Maju, to tylko moja opinia i myślę, że najlepiej zrobisz, jak mimo wszystko porozmawiasz z ginekologiem lub innym zaufanym lekarzem...
 
Znalazlam info:

Skurcze łydek są objawem często pojawiającym się w czasie ciąży, szczególnie w ostatnich dwóch miesiącach jej trwania. Powodem tej dolegliwości może być utrudniony odpływ krwi z nóg, ucisk ciężarnej macicy na nerwy ścian miednicy lub też zbyt niski poziom wapnia lub nadmiar fosforu w organizmie ciężarnej. Skurcze łydek często pojawiają się w nocy i są tak silne, że budzą kobietę uniemożliwiając spokojny sen.
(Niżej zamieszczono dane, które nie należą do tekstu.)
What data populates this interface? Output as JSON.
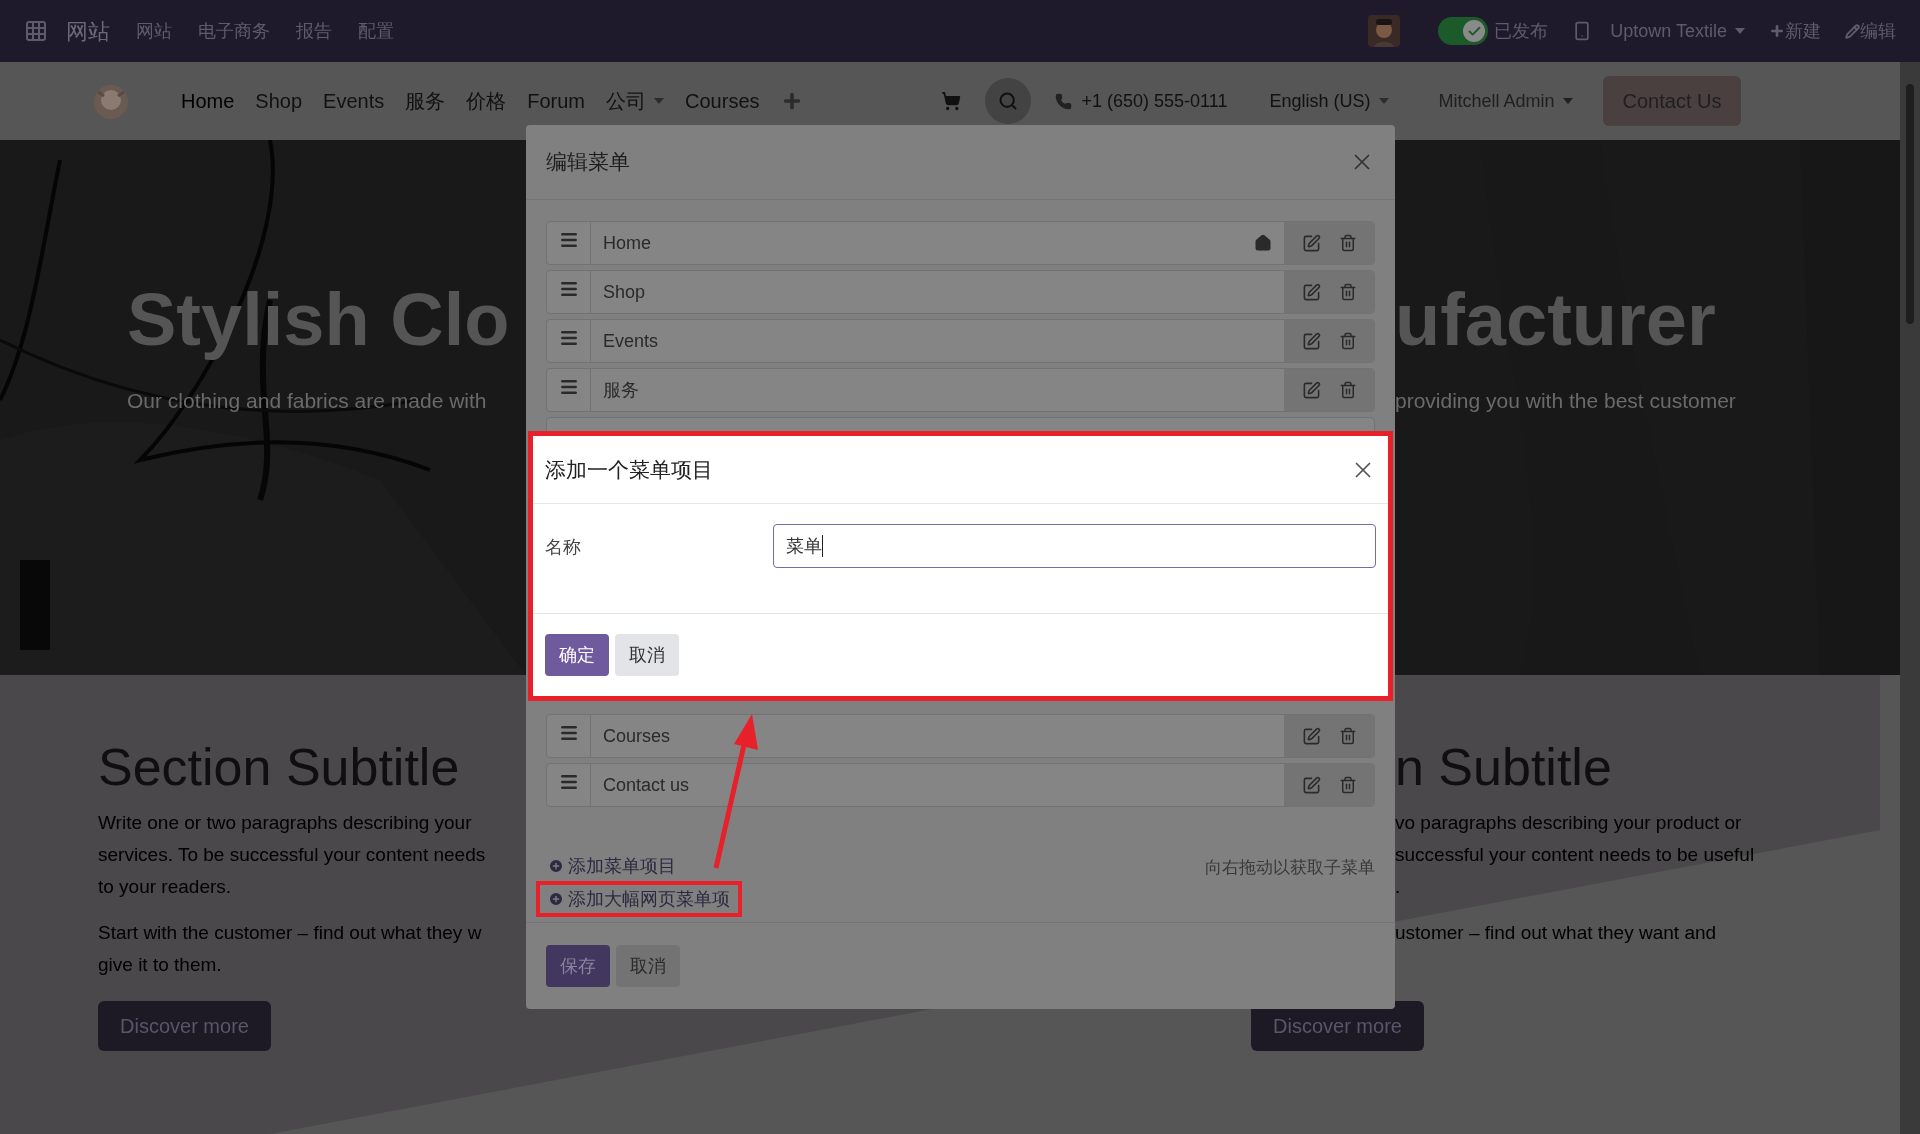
{
  "top_bar": {
    "app_title": "网站",
    "menus": [
      "网站",
      "电子商务",
      "报告",
      "配置"
    ],
    "published": {
      "on": true,
      "label": "已发布"
    },
    "website": "Uptown Textile",
    "new_label": "新建",
    "edit_label": "编辑"
  },
  "navbar": {
    "items": [
      {
        "label": "Home",
        "selected": true,
        "kind": "link"
      },
      {
        "label": "Shop",
        "selected": false,
        "kind": "link"
      },
      {
        "label": "Events",
        "selected": false,
        "kind": "link"
      },
      {
        "label": "服务",
        "selected": false,
        "kind": "link"
      },
      {
        "label": "价格",
        "selected": false,
        "kind": "link"
      },
      {
        "label": "Forum",
        "selected": false,
        "kind": "link"
      },
      {
        "label": "公司",
        "selected": false,
        "kind": "dropdown"
      },
      {
        "label": "Courses",
        "selected": false,
        "kind": "link"
      }
    ],
    "phone": "+1 (650) 555-0111",
    "language": "English (US)",
    "user": "Mitchell Admin",
    "cta": "Contact Us"
  },
  "hero": {
    "title_left": "Stylish Clo",
    "title_right": "ufacturer",
    "subtitle_left": "Our clothing and fabrics are made with",
    "subtitle_right": "providing you with the best customer"
  },
  "sections": {
    "left": {
      "title": "Section Subtitle",
      "paragraphs": [
        [
          "Write one or two paragraphs describing your",
          "services. To be successful your content needs",
          "to your readers."
        ],
        [
          "Start with the customer – find out what they w",
          "give it to them."
        ]
      ],
      "button": "Discover more"
    },
    "right": {
      "title": "n Subtitle",
      "paragraphs": [
        [
          "vo paragraphs describing your product or",
          "successful your content needs to be useful",
          "."
        ],
        [
          "ustomer – find out what they want and"
        ]
      ],
      "button": "Discover more"
    }
  },
  "edit_menu_dialog": {
    "title": "编辑菜单",
    "items": [
      {
        "label": "Home",
        "home": true
      },
      {
        "label": "Shop",
        "home": false
      },
      {
        "label": "Events",
        "home": false
      },
      {
        "label": "服务",
        "home": false
      }
    ],
    "items_below": [
      {
        "label": "Courses",
        "home": false
      },
      {
        "label": "Contact us",
        "home": false
      }
    ],
    "links": [
      {
        "label": "添加菜单项目",
        "highlighted": false
      },
      {
        "label": "添加大幅网页菜单项",
        "highlighted": true
      }
    ],
    "hint": "向右拖动以获取子菜单",
    "buttons": [
      {
        "label": "保存",
        "kind": "primary"
      },
      {
        "label": "取消",
        "kind": "secondary"
      }
    ]
  },
  "add_item_dialog": {
    "title": "添加一个菜单项目",
    "field_label": "名称",
    "value": "菜单",
    "buttons": [
      {
        "label": "确定",
        "kind": "primary"
      },
      {
        "label": "取消",
        "kind": "secondary"
      }
    ]
  }
}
Ból może się utrzymywać przez kilka godzin. Długo utrzymujący się ból w kończynach dolnych może świadczyć o wytworzeniu się w żyle skrzepu.
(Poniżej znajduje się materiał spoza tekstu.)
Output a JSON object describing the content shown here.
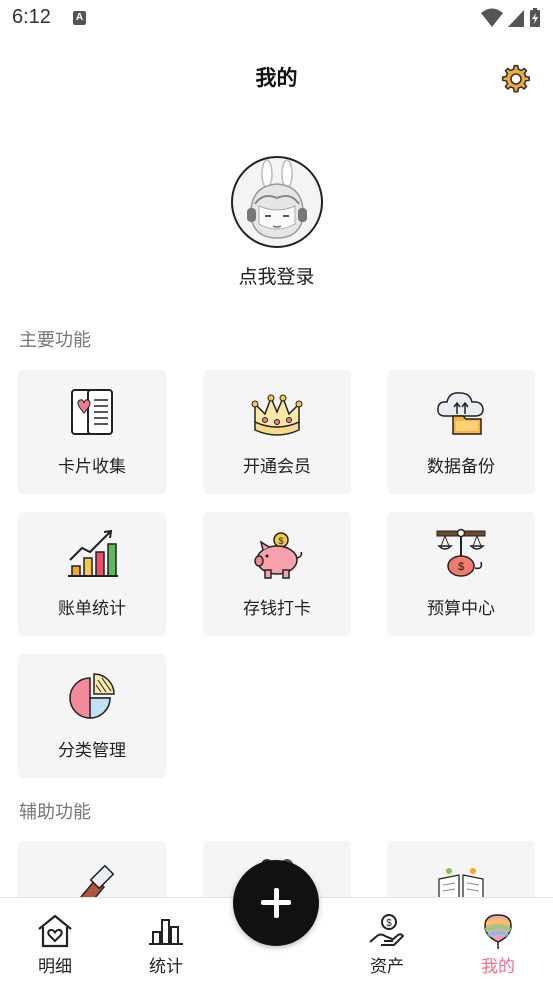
{
  "status_bar": {
    "time": "6:12",
    "notification_icon_letter": "A",
    "icons": [
      "wifi-icon",
      "signal-icon",
      "battery-charging-icon"
    ]
  },
  "header": {
    "title": "我的",
    "settings_icon": "gear-icon"
  },
  "profile": {
    "login_label": "点我登录",
    "avatar_icon": "avatar-girl-headphones"
  },
  "main_functions": {
    "title": "主要功能",
    "items": [
      {
        "label": "卡片收集",
        "icon": "card-collection-icon"
      },
      {
        "label": "开通会员",
        "icon": "crown-icon"
      },
      {
        "label": "数据备份",
        "icon": "cloud-folder-icon"
      },
      {
        "label": "账单统计",
        "icon": "bar-chart-icon"
      },
      {
        "label": "存钱打卡",
        "icon": "piggy-bank-icon"
      },
      {
        "label": "预算中心",
        "icon": "budget-scale-icon"
      },
      {
        "label": "分类管理",
        "icon": "pie-chart-icon"
      }
    ]
  },
  "aux_functions": {
    "title": "辅助功能",
    "items": [
      {
        "label": "",
        "icon": "paint-brush-icon"
      },
      {
        "label": "",
        "icon": "aux-tool-icon"
      },
      {
        "label": "",
        "icon": "notebook-icon"
      }
    ]
  },
  "bottom_nav": {
    "items": [
      {
        "label": "明细",
        "icon": "house-heart-icon",
        "active": false
      },
      {
        "label": "统计",
        "icon": "stats-bars-icon",
        "active": false
      },
      {
        "label": "资产",
        "icon": "hand-coin-icon",
        "active": false
      },
      {
        "label": "我的",
        "icon": "balloon-icon",
        "active": true
      }
    ],
    "fab_icon": "plus-icon"
  },
  "colors": {
    "accent": "#f06f8a",
    "card_bg": "#f5f5f5",
    "fab_bg": "#111111"
  }
}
LECZENIE DOMOWE W momencie pojawienia się skurczu w łydce należy wyprostować nogę w stawie kolanowym, unieść ją nieco wyżej oraz przygiąć mocno stopę w stawie skokowym. Po kilku minutach skurcz powinien ustąpić, choć nieznaczny ból może utrzymywać się jeszcze nawet przez kilka godzin. Aby zmniejszyć ryzyko pojawienia się skurczów łydek niezbędne jest przestrzeganie odpowiedniej diety bogatej w wapń. Spożycie jogurtu czy też twarożku pozwolą uzupełnić dzienną dawkę wapnia. Spożywanie większej ilości mleka oraz witaminy B może również ograniczyć ryzyko pojawienia się przykrych kurczy łydek. Warto również wprowadzić dietę wzbogaconą w produkty zawierające magnez jak np. migdały, orzechy, banany, fasola. Zapobiegać skurczom łydek można również poprzez zwracanie szczególnej uwagi na to, by nie forsować zbytnio obciążonych w ciąży nóg. Nie należy zbyt dugo przebywać w pozycji stojącej bądź siedzącej, unikać zakładania nogi na nogę oraz spania z wyprostowanymi nogami. Na stan nóg wpływa korzystnie ciepła kąpiel, odpoczynek z nogami uniesionymi nieco wyżej czy też wieczorny masaż nóg. W ciąży warto również nosić ciążowe rajstopy ściągające.
 
Agatatje, fajnie że to napisałas, cenne uwagi napewno sie przydadzą ale moj problem to nie skurcze ja nie mam ani poł skurczu to jest bol w lydkach jakby kosci sie mialy rozpadac:( pije cały czas magnez ale to mało pomaga i dlatego gin przepisala mi ten potas, którego boje sie brac
 
reklama
Dołaczam do przyszlych mam, które siedza w domciu:D - kolejne 3 tygodnie na L4- w ciągu 3 dni nabawiłam się zapalenia oskrzeli. Czuję sie potwornie- dobrze, że nie towarzyszy temu goraczka, tylko chyrlam jak głupia:( no i martwię się bo niestety musze zażyc antybiotyk- w malej dawce, ale niestety jest konieczny. Mam nadzieję, że w żaden sposób nie zaszkodzi maleństwu- teraz wiem, że nawet lekkiego kaszlu nie wolno bagatelizować- bo wystarczy kilka godzin, aby rozwinęło się to w coś poważniejszego.